Ruth Duckworth at Ruthin
Ruthin Craft Centre celebrates the 90th anniversary of ceramist Ruth Duckworth with a major exhibition of her work (13 June – 6 September)
Ruth Duckworth is one of the greats of 20th-century applied art, her work claimed by both the fine art world and the ceramics fraternity. The current show has been curated by her American dealer Thea Burger who says: ‘I don’t consider her a potter as in my mind she is a sculptor.’ However, the exhibition is on at Ruthin, a gallery with its feet firmly in the craft world. And the work easily straddles the two worlds – Duckworth works in ceramic to create strikingly sculptural pieces influenced by the forms of Henry Moore and Barbara Hepworth.

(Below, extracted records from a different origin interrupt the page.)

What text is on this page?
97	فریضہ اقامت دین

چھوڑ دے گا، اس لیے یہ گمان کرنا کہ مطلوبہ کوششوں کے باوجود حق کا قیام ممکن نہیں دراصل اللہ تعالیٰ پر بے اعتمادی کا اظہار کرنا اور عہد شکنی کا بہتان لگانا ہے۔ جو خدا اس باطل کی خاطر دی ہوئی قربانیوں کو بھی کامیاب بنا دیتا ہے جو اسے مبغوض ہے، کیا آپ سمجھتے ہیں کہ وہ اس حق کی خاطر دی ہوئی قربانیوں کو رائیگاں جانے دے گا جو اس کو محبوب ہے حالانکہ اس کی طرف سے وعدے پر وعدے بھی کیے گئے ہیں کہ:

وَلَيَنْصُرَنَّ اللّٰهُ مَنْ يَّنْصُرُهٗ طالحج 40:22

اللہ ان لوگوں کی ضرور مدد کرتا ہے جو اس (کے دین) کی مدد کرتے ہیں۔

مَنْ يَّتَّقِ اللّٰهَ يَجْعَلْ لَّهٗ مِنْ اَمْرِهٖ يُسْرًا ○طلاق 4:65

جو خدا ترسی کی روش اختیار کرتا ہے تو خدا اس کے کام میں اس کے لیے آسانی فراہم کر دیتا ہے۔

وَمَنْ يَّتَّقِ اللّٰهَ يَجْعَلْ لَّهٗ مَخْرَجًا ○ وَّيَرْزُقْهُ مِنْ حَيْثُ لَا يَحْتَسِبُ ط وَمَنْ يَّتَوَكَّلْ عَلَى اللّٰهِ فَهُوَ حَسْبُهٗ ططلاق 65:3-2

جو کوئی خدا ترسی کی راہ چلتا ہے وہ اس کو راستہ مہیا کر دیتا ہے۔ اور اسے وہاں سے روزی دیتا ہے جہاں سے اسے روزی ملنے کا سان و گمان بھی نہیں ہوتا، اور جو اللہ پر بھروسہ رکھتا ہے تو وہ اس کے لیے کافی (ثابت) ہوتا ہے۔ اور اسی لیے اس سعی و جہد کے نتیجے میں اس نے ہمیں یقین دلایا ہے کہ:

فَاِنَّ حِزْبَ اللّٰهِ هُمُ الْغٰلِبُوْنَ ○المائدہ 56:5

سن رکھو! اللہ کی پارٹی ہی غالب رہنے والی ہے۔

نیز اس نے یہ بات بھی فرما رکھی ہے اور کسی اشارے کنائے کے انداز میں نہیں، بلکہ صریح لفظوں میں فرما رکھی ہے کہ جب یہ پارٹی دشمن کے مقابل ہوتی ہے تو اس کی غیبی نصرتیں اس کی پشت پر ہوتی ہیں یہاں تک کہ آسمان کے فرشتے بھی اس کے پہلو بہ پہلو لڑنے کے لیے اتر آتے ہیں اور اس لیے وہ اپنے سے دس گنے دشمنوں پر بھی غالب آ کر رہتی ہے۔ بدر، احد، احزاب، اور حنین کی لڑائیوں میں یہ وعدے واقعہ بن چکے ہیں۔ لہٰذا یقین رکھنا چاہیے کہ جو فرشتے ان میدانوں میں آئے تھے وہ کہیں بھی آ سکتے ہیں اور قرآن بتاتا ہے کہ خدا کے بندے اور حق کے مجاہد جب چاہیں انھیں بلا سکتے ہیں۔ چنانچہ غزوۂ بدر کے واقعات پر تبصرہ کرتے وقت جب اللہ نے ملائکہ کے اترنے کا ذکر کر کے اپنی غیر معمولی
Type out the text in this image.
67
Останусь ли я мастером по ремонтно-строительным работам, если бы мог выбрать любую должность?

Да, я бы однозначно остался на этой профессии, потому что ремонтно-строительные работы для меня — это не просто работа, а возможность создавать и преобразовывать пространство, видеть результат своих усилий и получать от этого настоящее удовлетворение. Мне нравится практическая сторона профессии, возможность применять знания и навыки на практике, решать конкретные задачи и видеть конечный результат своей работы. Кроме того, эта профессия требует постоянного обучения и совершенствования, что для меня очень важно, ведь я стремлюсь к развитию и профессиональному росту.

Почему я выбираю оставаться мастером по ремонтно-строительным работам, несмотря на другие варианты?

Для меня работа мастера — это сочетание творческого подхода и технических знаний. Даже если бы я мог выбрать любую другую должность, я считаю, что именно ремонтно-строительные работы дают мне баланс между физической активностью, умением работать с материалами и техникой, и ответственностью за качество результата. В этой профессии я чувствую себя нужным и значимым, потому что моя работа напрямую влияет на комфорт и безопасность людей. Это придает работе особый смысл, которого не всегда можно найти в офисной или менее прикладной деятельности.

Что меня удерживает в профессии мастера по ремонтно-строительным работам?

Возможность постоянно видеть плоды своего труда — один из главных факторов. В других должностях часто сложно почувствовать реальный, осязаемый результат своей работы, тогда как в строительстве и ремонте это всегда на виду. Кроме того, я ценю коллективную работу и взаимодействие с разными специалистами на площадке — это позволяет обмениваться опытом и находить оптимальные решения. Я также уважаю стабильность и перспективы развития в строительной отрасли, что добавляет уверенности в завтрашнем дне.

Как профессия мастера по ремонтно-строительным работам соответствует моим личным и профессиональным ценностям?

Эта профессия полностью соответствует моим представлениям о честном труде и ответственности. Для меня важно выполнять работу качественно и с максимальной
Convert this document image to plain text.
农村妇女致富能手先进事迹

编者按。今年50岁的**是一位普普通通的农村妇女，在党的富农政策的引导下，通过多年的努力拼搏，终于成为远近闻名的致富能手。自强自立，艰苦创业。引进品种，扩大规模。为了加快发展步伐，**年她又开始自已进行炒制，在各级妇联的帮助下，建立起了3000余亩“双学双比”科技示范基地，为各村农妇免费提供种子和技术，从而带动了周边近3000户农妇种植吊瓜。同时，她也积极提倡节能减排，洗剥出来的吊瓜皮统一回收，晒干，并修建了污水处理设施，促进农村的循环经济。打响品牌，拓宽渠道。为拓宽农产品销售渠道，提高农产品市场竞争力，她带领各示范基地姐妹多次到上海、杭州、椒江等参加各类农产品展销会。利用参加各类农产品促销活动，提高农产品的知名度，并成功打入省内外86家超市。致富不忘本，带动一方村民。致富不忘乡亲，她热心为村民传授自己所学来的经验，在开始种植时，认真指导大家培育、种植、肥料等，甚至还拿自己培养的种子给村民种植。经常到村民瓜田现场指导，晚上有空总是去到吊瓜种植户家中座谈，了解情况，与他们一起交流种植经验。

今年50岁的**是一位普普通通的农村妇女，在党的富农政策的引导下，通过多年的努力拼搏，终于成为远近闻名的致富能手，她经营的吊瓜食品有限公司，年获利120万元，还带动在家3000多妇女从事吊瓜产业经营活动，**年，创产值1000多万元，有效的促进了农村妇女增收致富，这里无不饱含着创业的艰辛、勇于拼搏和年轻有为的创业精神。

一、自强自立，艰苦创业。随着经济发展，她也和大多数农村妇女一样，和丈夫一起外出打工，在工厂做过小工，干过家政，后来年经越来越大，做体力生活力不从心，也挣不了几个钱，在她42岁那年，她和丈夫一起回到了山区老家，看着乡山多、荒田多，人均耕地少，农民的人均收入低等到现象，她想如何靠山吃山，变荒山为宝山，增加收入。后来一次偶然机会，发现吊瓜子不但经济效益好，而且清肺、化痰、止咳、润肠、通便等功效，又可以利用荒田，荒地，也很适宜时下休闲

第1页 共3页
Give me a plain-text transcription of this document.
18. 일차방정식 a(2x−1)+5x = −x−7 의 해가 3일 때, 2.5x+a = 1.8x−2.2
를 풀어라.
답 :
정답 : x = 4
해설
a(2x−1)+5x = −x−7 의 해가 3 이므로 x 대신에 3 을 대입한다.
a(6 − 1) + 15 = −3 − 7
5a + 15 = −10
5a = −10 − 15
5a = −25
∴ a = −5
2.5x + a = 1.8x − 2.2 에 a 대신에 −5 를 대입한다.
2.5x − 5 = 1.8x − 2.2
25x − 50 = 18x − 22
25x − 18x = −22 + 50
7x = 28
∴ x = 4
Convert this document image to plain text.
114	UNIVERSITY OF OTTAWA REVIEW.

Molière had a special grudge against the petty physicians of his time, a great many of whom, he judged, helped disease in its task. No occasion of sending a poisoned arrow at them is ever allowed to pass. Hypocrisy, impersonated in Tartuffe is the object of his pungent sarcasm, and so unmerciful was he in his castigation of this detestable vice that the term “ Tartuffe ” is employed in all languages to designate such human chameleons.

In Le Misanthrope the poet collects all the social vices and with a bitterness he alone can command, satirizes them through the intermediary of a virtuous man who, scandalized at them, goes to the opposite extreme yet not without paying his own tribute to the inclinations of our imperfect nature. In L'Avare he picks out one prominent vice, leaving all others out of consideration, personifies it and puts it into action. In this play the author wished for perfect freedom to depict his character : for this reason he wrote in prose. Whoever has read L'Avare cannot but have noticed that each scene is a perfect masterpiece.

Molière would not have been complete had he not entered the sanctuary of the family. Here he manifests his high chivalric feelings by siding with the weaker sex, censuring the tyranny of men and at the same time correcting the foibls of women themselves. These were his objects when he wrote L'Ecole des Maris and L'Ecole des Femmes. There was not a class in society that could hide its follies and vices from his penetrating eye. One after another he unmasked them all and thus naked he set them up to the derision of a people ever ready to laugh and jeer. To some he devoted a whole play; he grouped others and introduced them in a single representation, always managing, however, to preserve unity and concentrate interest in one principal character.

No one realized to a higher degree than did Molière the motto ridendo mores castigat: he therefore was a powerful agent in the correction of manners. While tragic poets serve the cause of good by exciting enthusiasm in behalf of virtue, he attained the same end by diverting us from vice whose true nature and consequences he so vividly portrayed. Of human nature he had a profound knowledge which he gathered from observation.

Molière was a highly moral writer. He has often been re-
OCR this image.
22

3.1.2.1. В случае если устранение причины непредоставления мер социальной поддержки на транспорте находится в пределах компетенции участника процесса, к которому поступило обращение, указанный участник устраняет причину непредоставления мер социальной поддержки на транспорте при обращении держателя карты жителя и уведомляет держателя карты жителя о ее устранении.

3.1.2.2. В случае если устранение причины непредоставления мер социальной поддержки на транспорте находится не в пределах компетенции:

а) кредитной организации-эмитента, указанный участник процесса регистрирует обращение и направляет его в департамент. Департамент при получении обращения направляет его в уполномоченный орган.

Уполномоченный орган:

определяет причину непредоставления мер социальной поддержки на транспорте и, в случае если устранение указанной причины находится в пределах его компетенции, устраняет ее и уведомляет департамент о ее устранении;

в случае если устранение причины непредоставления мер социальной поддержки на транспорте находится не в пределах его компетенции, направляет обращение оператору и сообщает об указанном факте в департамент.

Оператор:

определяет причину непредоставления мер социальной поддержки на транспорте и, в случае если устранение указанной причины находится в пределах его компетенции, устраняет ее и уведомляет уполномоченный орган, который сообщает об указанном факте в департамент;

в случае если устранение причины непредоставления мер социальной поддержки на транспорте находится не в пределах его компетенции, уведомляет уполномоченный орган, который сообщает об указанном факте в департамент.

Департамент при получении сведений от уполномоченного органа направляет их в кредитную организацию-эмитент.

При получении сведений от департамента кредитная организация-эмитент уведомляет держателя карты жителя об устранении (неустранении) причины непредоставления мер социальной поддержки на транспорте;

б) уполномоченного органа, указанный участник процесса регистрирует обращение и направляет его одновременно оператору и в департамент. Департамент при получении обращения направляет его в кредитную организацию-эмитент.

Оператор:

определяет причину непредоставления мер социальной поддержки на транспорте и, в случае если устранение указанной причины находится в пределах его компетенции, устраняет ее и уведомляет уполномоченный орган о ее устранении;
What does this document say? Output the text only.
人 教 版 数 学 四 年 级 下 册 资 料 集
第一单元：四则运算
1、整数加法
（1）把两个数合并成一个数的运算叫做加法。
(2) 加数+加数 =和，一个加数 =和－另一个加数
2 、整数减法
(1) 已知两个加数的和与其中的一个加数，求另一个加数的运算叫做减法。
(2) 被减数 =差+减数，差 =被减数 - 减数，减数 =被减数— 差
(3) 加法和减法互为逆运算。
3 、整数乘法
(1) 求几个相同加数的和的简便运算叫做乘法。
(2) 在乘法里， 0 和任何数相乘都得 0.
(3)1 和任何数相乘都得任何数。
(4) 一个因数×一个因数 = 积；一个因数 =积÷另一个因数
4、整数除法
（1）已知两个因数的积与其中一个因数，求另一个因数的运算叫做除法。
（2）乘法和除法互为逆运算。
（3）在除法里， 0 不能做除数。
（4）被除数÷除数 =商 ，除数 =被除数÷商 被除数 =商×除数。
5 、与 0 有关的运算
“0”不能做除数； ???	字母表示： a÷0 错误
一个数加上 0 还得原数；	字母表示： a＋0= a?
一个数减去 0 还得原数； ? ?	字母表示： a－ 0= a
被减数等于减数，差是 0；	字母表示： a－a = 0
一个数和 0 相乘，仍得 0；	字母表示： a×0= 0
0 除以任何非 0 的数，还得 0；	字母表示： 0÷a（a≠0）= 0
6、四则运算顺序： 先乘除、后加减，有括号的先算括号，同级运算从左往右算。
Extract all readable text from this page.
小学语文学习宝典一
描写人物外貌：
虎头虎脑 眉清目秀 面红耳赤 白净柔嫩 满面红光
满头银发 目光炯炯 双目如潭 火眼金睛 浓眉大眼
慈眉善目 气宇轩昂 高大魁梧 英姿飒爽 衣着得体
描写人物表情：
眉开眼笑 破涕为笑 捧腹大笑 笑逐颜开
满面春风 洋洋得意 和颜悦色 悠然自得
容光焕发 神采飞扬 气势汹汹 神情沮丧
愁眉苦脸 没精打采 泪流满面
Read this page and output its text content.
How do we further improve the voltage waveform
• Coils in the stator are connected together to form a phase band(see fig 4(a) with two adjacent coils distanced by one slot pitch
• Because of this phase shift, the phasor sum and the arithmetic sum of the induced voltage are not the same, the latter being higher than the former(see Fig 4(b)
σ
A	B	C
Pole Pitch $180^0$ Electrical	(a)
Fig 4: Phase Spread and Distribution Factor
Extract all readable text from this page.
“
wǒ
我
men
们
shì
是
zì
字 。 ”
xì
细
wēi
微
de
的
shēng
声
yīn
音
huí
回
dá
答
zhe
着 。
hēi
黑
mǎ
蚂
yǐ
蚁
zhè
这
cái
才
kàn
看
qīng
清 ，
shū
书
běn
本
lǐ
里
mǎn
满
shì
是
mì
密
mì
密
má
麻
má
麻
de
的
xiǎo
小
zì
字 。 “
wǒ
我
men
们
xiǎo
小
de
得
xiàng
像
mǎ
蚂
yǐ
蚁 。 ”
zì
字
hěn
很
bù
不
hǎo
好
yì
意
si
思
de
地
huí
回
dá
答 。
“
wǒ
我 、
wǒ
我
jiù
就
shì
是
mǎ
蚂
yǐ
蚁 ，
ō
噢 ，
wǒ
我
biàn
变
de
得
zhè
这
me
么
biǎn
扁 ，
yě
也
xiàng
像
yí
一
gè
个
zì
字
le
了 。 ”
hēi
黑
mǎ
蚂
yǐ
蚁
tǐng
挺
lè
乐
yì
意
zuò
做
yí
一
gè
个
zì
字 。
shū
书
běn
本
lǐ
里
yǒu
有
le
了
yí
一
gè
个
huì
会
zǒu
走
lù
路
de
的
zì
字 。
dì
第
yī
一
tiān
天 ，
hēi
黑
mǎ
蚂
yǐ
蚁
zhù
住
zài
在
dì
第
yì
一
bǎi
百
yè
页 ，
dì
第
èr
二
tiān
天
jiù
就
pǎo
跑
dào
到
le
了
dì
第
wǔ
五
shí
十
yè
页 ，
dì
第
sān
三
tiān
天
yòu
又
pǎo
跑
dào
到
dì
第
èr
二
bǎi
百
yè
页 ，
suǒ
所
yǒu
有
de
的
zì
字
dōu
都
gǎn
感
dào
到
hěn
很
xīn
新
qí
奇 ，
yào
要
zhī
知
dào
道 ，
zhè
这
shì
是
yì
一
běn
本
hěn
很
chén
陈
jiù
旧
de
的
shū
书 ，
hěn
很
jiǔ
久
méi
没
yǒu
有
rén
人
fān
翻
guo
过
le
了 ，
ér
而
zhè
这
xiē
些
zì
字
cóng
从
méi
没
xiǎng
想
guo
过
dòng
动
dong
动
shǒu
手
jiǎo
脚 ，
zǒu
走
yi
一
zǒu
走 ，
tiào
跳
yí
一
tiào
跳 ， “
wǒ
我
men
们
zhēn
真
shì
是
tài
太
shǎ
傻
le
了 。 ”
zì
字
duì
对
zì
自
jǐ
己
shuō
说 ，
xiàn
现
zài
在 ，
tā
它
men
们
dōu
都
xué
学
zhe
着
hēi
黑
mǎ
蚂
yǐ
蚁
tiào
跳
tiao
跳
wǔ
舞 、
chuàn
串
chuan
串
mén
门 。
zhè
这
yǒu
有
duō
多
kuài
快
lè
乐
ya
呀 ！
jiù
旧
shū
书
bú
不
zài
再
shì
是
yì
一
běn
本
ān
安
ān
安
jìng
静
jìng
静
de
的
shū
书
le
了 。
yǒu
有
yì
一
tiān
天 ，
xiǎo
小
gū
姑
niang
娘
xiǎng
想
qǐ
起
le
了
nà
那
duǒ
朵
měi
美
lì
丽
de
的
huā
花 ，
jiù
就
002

For Burger the fascination lies in the fact that she creates these new forms using porcelain and stoneware: ‘I am totally interested in her creativity and ability to use clay as a sculptor would use other materials.
Duckworth has lived in the US for the last forty-five years, but she trained in UK, where she moved after fleeing the Nazis in the 1930s. She studied sculpture at Liverpool School of Art, then went to art school in London after a stint as a war-time munitions worker, and finally, on the advice of Lucie Rie, returned to school once more to study glazes. The show follows her development including some of her small-scale ceramics as will as the large murals and figurative sculptures.